The most influential Latinos in 2016 — When Fresno State athletic director Jim Bartko addressed a group of community leaders gathered at a luncheon, the first thing he mentioned was how happy he was to work for Dr. Joseph I. Castro, the university’s president. He is the real deal, said Bartko. Bartko isn’t alone in his praise for Castro, who was easily the most influential Latino in the heart of California. Vida en el Valle article

New year brings new guard on the Merced County Board of Supervisors – Three incoming Merced County supervisors will take the oath of office Tuesday, marking the most significant power shift on the Merced County Board of Supervisors in decades. District 1 Supervisor-elect Rodrigo Espinoza, District 2 Supervisor-elect Lee Lor and District 4 Supervisor-elect Lloyd Pareira will join District 3 Supervisor Daron McDaniel and District 5 Supervisor Jerry O’Banion on the board. They begin work during their first regular meeting Jan. 10. Merced Sun-Star article

Kelsey house fire not a criminal investigation, cause remains unclear — Investigators on Monday searched for answers in a disastrous New Year’s Day house fire at the home of a recently retired Merced County supervisor. Deidre Kelsey, whose retirement after two decades on the Board of Supervisors officially began the same day her house burned to the ground, was taken to a Fresno hospital for treatment of burn injuries. Authorities have said she suffered first-degree burns to about 25 percent of her body. She was listed in “stable” condition on the day of the fire. She remained hospitalized Monday, but an update on her condition was not available. Merced Sun-Star article

Merced to fill long-vacant position of assistant city manager — The Merced City Council plans to welcome its first assistant city manager to that long-vacant position during its next regular meeting Tuesday. Merced Sun-Star article

From immigration to short-term housing to street vendors, LA City Hall faces a heavy agenda — Los Angeles City Hall gets back to work this week, facing an ambitious and, in some ways, divisive agenda ahead of several key elections. The council will take up some hot-button issues tied to immigrants, the new economy and homelessness. In the shadow of all this is Mayor Eric Garcetti’s reelection bid and a citywide vote on a growth measure. LA Times article

Valley Editorial Roundup

Fresno Bee – Just because marijuana is legal doesn’t mean it’s safe.
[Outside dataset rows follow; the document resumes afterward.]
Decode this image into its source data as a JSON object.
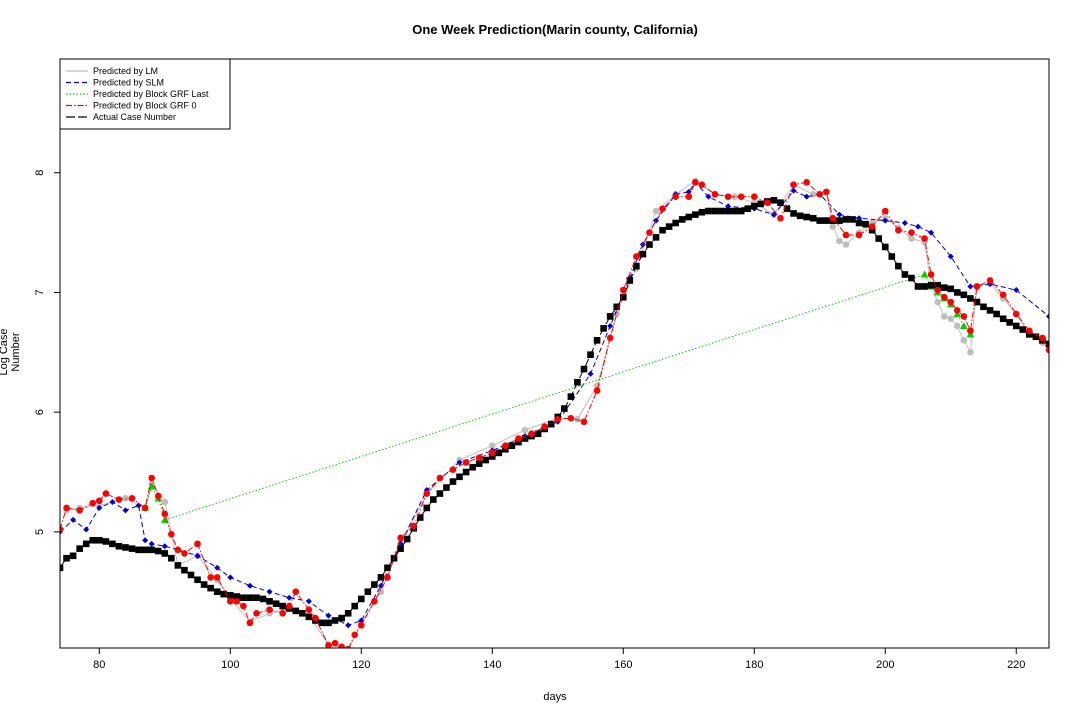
{
  "chart_data": {
    "type": "line",
    "title": "One Week Prediction(Marin county, California)",
    "xlabel": "days",
    "ylabel": "Log Case Number",
    "xlim": [
      74,
      225
    ],
    "ylim": [
      4.03,
      8.95
    ],
    "xticks": [
      80,
      100,
      120,
      140,
      160,
      180,
      200,
      220
    ],
    "yticks": [
      5,
      6,
      7,
      8
    ],
    "legend_position": "top-left",
    "series": [
      {
        "name": "Predicted by LM",
        "color": "#bebebe",
        "line_style": "solid",
        "marker": "circle",
        "x": [
          75,
          77,
          80,
          84,
          87,
          88,
          90,
          92,
          95,
          98,
          100,
          103,
          106,
          109,
          112,
          115,
          118,
          120,
          123,
          126,
          130,
          135,
          140,
          145,
          150,
          153,
          156,
          159,
          162,
          165,
          168,
          171,
          174,
          177,
          180,
          183,
          186,
          189,
          191,
          192,
          193,
          194,
          196,
          198,
          200,
          202,
          204,
          206,
          207,
          208,
          209,
          210,
          211,
          212,
          213,
          214,
          216,
          218,
          220,
          222,
          224,
          225
        ],
        "y": [
          5.18,
          5.2,
          5.22,
          5.28,
          5.2,
          5.4,
          5.25,
          4.72,
          4.8,
          4.6,
          4.44,
          4.25,
          4.32,
          4.36,
          4.3,
          4.06,
          4.02,
          4.24,
          4.5,
          4.9,
          5.32,
          5.6,
          5.72,
          5.85,
          5.95,
          5.94,
          6.22,
          6.82,
          7.2,
          7.68,
          7.82,
          7.93,
          7.82,
          7.8,
          7.75,
          7.65,
          7.9,
          7.82,
          7.84,
          7.55,
          7.43,
          7.4,
          7.5,
          7.58,
          7.62,
          7.54,
          7.45,
          7.42,
          7.05,
          6.92,
          6.8,
          6.78,
          6.72,
          6.6,
          6.5,
          7.05,
          7.08,
          6.95,
          6.82,
          6.65,
          6.58,
          6.52
        ]
      },
      {
        "name": "Predicted by SLM",
        "color": "#0000cd",
        "line_style": "dashed",
        "marker": "diamond",
        "x": [
          74,
          76,
          78,
          80,
          82,
          84,
          86,
          87,
          88,
          90,
          92,
          95,
          98,
          100,
          103,
          106,
          109,
          112,
          115,
          118,
          120,
          123,
          126,
          130,
          135,
          140,
          145,
          150,
          155,
          158,
          161,
          163,
          165,
          168,
          170,
          171,
          173,
          176,
          180,
          183,
          186,
          188,
          190,
          193,
          196,
          200,
          203,
          205,
          207,
          210,
          213,
          216,
          220,
          225
        ],
        "y": [
          5.0,
          5.1,
          5.02,
          5.2,
          5.25,
          5.18,
          5.22,
          4.93,
          4.9,
          4.88,
          4.85,
          4.8,
          4.7,
          4.62,
          4.55,
          4.5,
          4.45,
          4.42,
          4.3,
          4.22,
          4.26,
          4.55,
          4.9,
          5.35,
          5.58,
          5.68,
          5.8,
          5.92,
          6.32,
          6.72,
          7.12,
          7.4,
          7.6,
          7.82,
          7.84,
          7.92,
          7.8,
          7.72,
          7.7,
          7.65,
          7.85,
          7.8,
          7.82,
          7.65,
          7.62,
          7.6,
          7.58,
          7.55,
          7.5,
          7.3,
          7.05,
          7.07,
          7.02,
          6.8
        ]
      },
      {
        "name": "Predicted by Block GRF Last",
        "color": "#00cc00",
        "line_style": "dotted",
        "marker": "triangle",
        "x": [
          87,
          88,
          89,
          90,
          206,
          207,
          208,
          209,
          210,
          211,
          212,
          213
        ],
        "y": [
          5.2,
          5.38,
          5.28,
          5.1,
          7.15,
          7.05,
          7.0,
          6.95,
          6.9,
          6.82,
          6.72,
          6.65
        ]
      },
      {
        "name": "Predicted by Block GRF 0",
        "color": "#ff0000",
        "line_style": "dashdot",
        "marker": "circle",
        "x": [
          74,
          75,
          77,
          79,
          80,
          81,
          83,
          85,
          87,
          88,
          89,
          90,
          91,
          92,
          93,
          95,
          97,
          98,
          100,
          101,
          102,
          103,
          104,
          106,
          108,
          109,
          110,
          112,
          113,
          115,
          116,
          117,
          118,
          119,
          120,
          122,
          124,
          126,
          128,
          130,
          132,
          134,
          136,
          138,
          140,
          142,
          144,
          146,
          148,
          150,
          152,
          154,
          156,
          158,
          160,
          162,
          164,
          166,
          168,
          170,
          171,
          172,
          174,
          176,
          178,
          180,
          182,
          184,
          186,
          188,
          190,
          191,
          192,
          194,
          196,
          198,
          200,
          202,
          204,
          206,
          207,
          208,
          209,
          210,
          211,
          212,
          213,
          214,
          216,
          218,
          220,
          222,
          224,
          225
        ],
        "y": [
          5.02,
          5.2,
          5.18,
          5.24,
          5.26,
          5.32,
          5.27,
          5.28,
          5.2,
          5.45,
          5.3,
          5.15,
          4.98,
          4.85,
          4.82,
          4.9,
          4.62,
          4.62,
          4.42,
          4.42,
          4.38,
          4.24,
          4.32,
          4.35,
          4.32,
          4.38,
          4.5,
          4.35,
          4.28,
          4.05,
          4.07,
          4.04,
          4.02,
          4.14,
          4.22,
          4.42,
          4.62,
          4.95,
          5.05,
          5.32,
          5.45,
          5.52,
          5.58,
          5.62,
          5.66,
          5.72,
          5.78,
          5.82,
          5.88,
          5.94,
          5.95,
          5.92,
          6.18,
          6.62,
          7.02,
          7.3,
          7.5,
          7.7,
          7.8,
          7.8,
          7.92,
          7.9,
          7.82,
          7.8,
          7.8,
          7.8,
          7.75,
          7.62,
          7.9,
          7.92,
          7.82,
          7.84,
          7.62,
          7.48,
          7.48,
          7.55,
          7.68,
          7.52,
          7.5,
          7.45,
          7.15,
          7.02,
          6.96,
          6.92,
          6.85,
          6.8,
          6.68,
          7.05,
          7.1,
          6.98,
          6.82,
          6.68,
          6.62,
          6.52
        ]
      },
      {
        "name": "Actual Case Number",
        "color": "#000000",
        "line_style": "longdash",
        "marker": "square",
        "x": [
          74,
          75,
          76,
          77,
          78,
          79,
          80,
          81,
          82,
          83,
          84,
          85,
          86,
          87,
          88,
          89,
          90,
          91,
          92,
          93,
          94,
          95,
          96,
          97,
          98,
          99,
          100,
          101,
          102,
          103,
          104,
          105,
          106,
          107,
          108,
          109,
          110,
          111,
          112,
          113,
          114,
          115,
          116,
          117,
          118,
          119,
          120,
          121,
          122,
          123,
          124,
          125,
          126,
          127,
          128,
          129,
          130,
          131,
          132,
          133,
          134,
          135,
          136,
          137,
          138,
          139,
          140,
          141,
          142,
          143,
          144,
          145,
          146,
          147,
          148,
          149,
          150,
          151,
          152,
          153,
          154,
          155,
          156,
          157,
          158,
          159,
          160,
          161,
          162,
          163,
          164,
          165,
          166,
          167,
          168,
          169,
          170,
          171,
          172,
          173,
          174,
          175,
          176,
          177,
          178,
          179,
          180,
          181,
          182,
          183,
          184,
          185,
          186,
          187,
          188,
          189,
          190,
          191,
          192,
          193,
          194,
          195,
          196,
          197,
          198,
          199,
          200,
          201,
          202,
          203,
          204,
          205,
          206,
          207,
          208,
          209,
          210,
          211,
          212,
          213,
          214,
          215,
          216,
          217,
          218,
          219,
          220,
          221,
          222,
          223,
          224,
          225
        ],
        "y": [
          4.7,
          4.78,
          4.8,
          4.86,
          4.9,
          4.93,
          4.93,
          4.92,
          4.9,
          4.88,
          4.87,
          4.86,
          4.85,
          4.85,
          4.85,
          4.84,
          4.82,
          4.78,
          4.72,
          4.68,
          4.64,
          4.6,
          4.56,
          4.53,
          4.5,
          4.48,
          4.47,
          4.46,
          4.45,
          4.45,
          4.45,
          4.44,
          4.42,
          4.4,
          4.38,
          4.36,
          4.34,
          4.32,
          4.29,
          4.26,
          4.24,
          4.24,
          4.26,
          4.28,
          4.32,
          4.38,
          4.44,
          4.5,
          4.56,
          4.62,
          4.7,
          4.78,
          4.86,
          4.94,
          5.03,
          5.12,
          5.2,
          5.27,
          5.32,
          5.37,
          5.42,
          5.46,
          5.5,
          5.54,
          5.57,
          5.6,
          5.63,
          5.66,
          5.69,
          5.72,
          5.75,
          5.78,
          5.8,
          5.82,
          5.86,
          5.9,
          5.96,
          6.03,
          6.13,
          6.25,
          6.36,
          6.48,
          6.6,
          6.7,
          6.8,
          6.88,
          6.96,
          7.1,
          7.22,
          7.32,
          7.4,
          7.46,
          7.52,
          7.55,
          7.58,
          7.61,
          7.63,
          7.65,
          7.67,
          7.68,
          7.68,
          7.68,
          7.68,
          7.68,
          7.68,
          7.7,
          7.72,
          7.74,
          7.76,
          7.77,
          7.75,
          7.7,
          7.66,
          7.64,
          7.63,
          7.62,
          7.6,
          7.6,
          7.6,
          7.6,
          7.61,
          7.61,
          7.58,
          7.57,
          7.52,
          7.45,
          7.38,
          7.3,
          7.22,
          7.15,
          7.12,
          7.05,
          7.05,
          7.06,
          7.06,
          7.04,
          7.03,
          7.0,
          6.98,
          6.95,
          6.92,
          6.88,
          6.85,
          6.82,
          6.78,
          6.75,
          6.72,
          6.69,
          6.65,
          6.63,
          6.6,
          6.57
        ]
      }
    ]
  }
}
Modesto Bee – Just because marijuana is legal doesn’t make it safe.

Sacramento Bee –- Heroin still kills far more Americans than fentanyl. But what’s alarming is the rapid increase in the number of fentanyl users. The opioid painkiller is so powerful that people can overdose and die within minutes; Autonomous vehicles are being tested by 20 companies on California’s roads. To keep those companies around, and maybe lure Uber back from Arizona, regulators must be careful not to stifle innovation as the technology advances and the industry takes shape; Instead of attacking Obamacare, a program that has worked to provide coverage to 20 million Americans, Congress ought to turn its attention to the health care cost drivers. One place to start is with the high cost of drugs.